Important questions to ask.
Understanding the differences between all the functions available in time delay relays can sometimes be a daunting task. When designing circuits using time delay relays, several questions must be asked.
- What initiates a time delay relay?
- Does the timing start with the application or release of voltage?
- When is the output relay energized?
What is the difference between a control relay & a time delay relay?
Time delay relays are simply control relays with a time delay built in. Their purpose is to control an event, based on time. The difference between relays and time delay relays is when the output contacts open and close:
- With a control relay, the output contacts open and close when voltage is applied and removed from the coil
- With a time delay relay, the contacts can open or close before or after some time delay
A time delay relay needs a trigger.
Typically, time delay relays are initiated or triggered by one of two methods:
- Application of input voltage
- Opening or closing of a trigger signal
These trigger signals can be one of two designs:
- A control switch (dry contact), i.e., limit switch, push button, float switch, etc.
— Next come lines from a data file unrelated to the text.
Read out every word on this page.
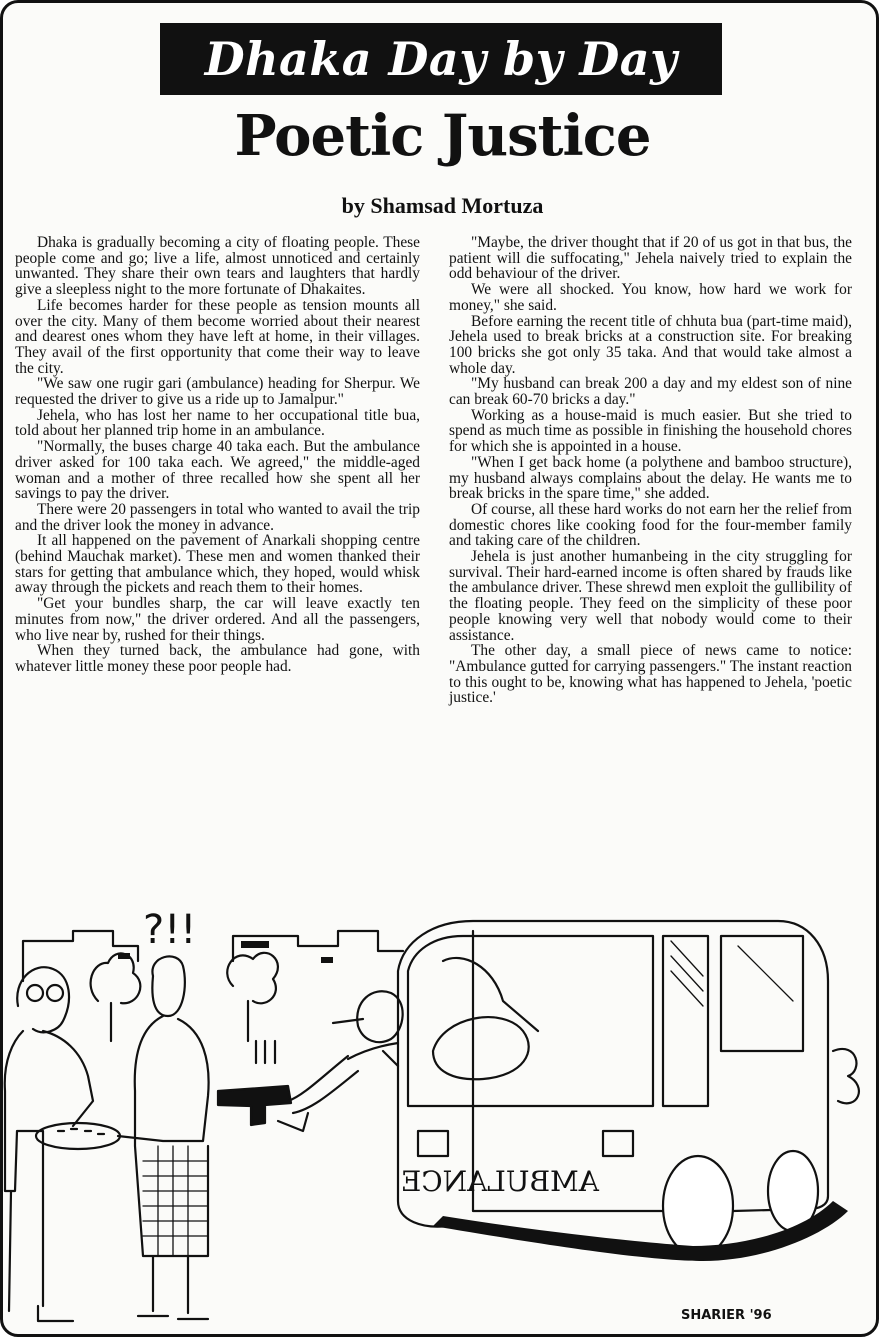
Dhaka Day by Day
Poetic Justice
by Shamsad Mortuza

Dhaka is gradually becoming a city of floating people. These people come and go; live a life, almost unnoticed and certainly unwanted. They share their own tears and laughters that hardly give a sleepless night to the more fortunate of Dhakaites.

Life becomes harder for these people as tension mounts all over the city. Many of them become worried about their nearest and dearest ones whom they have left at home, in their villages. They avail of the first opportunity that come their way to leave the city.

"We saw one rugir gari (ambulance) heading for Sherpur. We requested the driver to give us a ride up to Jamalpur."

Jehela, who has lost her name to her occupational title bua, told about her planned trip home in an ambulance.

"Normally, the buses charge 40 taka each. But the ambulance driver asked for 100 taka each. We agreed," the middle-aged woman and a mother of three recalled how she spent all her savings to pay the driver.

There were 20 passengers in total who wanted to avail the trip and the driver look the money in advance.

It all happened on the pavement of Anarkali shopping centre (behind Mauchak market). These men and women thanked their stars for getting that ambulance which, they hoped, would whisk away through the pickets and reach them to their homes.

"Get your bundles sharp, the car will leave exactly ten minutes from now," the driver ordered. And all the passengers, who live near by, rushed for their things.

When they turned back, the ambulance had gone, with whatever little money these poor people had.

"Maybe, the driver thought that if 20 of us got in that bus, the patient will die suffocating," Jehela naively tried to explain the odd behaviour of the driver.

We were all shocked. You know, how hard we work for money," she said.

Before earning the recent title of chhuta bua (part-time maid), Jehela used to break bricks at a construction site. For breaking 100 bricks she got only 35 taka. And that would take almost a whole day.

"My husband can break 200 a day and my eldest son of nine can break 60-70 bricks a day."

Working as a house-maid is much easier. But she tried to spend as much time as possible in finishing the household chores for which she is appointed in a house.

"When I get back home (a polythene and bamboo structure), my husband always complains about the delay. He wants me to break bricks in the spare time," she added.

Of course, all these hard works do not earn her the relief from domestic chores like cooking food for the four-member family and taking care of the children.

Jehela is just another humanbeing in the city struggling for survival. Their hard-earned income is often shared by frauds like the ambulance driver. These shrewd men exploit the gullibility of the floating people. They feed on the simplicity of these poor people knowing very well that nobody would come to their assistance.

The other day, a small piece of news came to notice: "Ambulance gutted for carrying passengers." The instant reaction to this ought to be, knowing what has happened to Jehela, 'poetic justice.'

?!!
AMBULANCE
SHARIER '96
- Voltage (commonly known as a power trigger)
Any time delay relay that is designed to be initiated with a dry contact control switch trigger could be damaged if voltage is applied to the trigger switch terminals. Only products that have a "power trigger" should be used with voltage as the trigger.
Input Voltage - control voltage applied to the input terminals. Depending on the function, input voltage will either initiate the unit or make it ready to initiate when a trigger is applied.
Trigger Signal - on certain timing functions, a trigger is used to initiate the unit after input voltage has been applied. As noted above, this trigger can either be a control switch (dry contact switch) or a power trigger (voltage).
Output (Load) - every time delay relay has an output (either mechanical relay or solid state) that will open and close to control the load.
Note: The user must provide the voltage to power the load being switched by the output contacts of the time delay relay.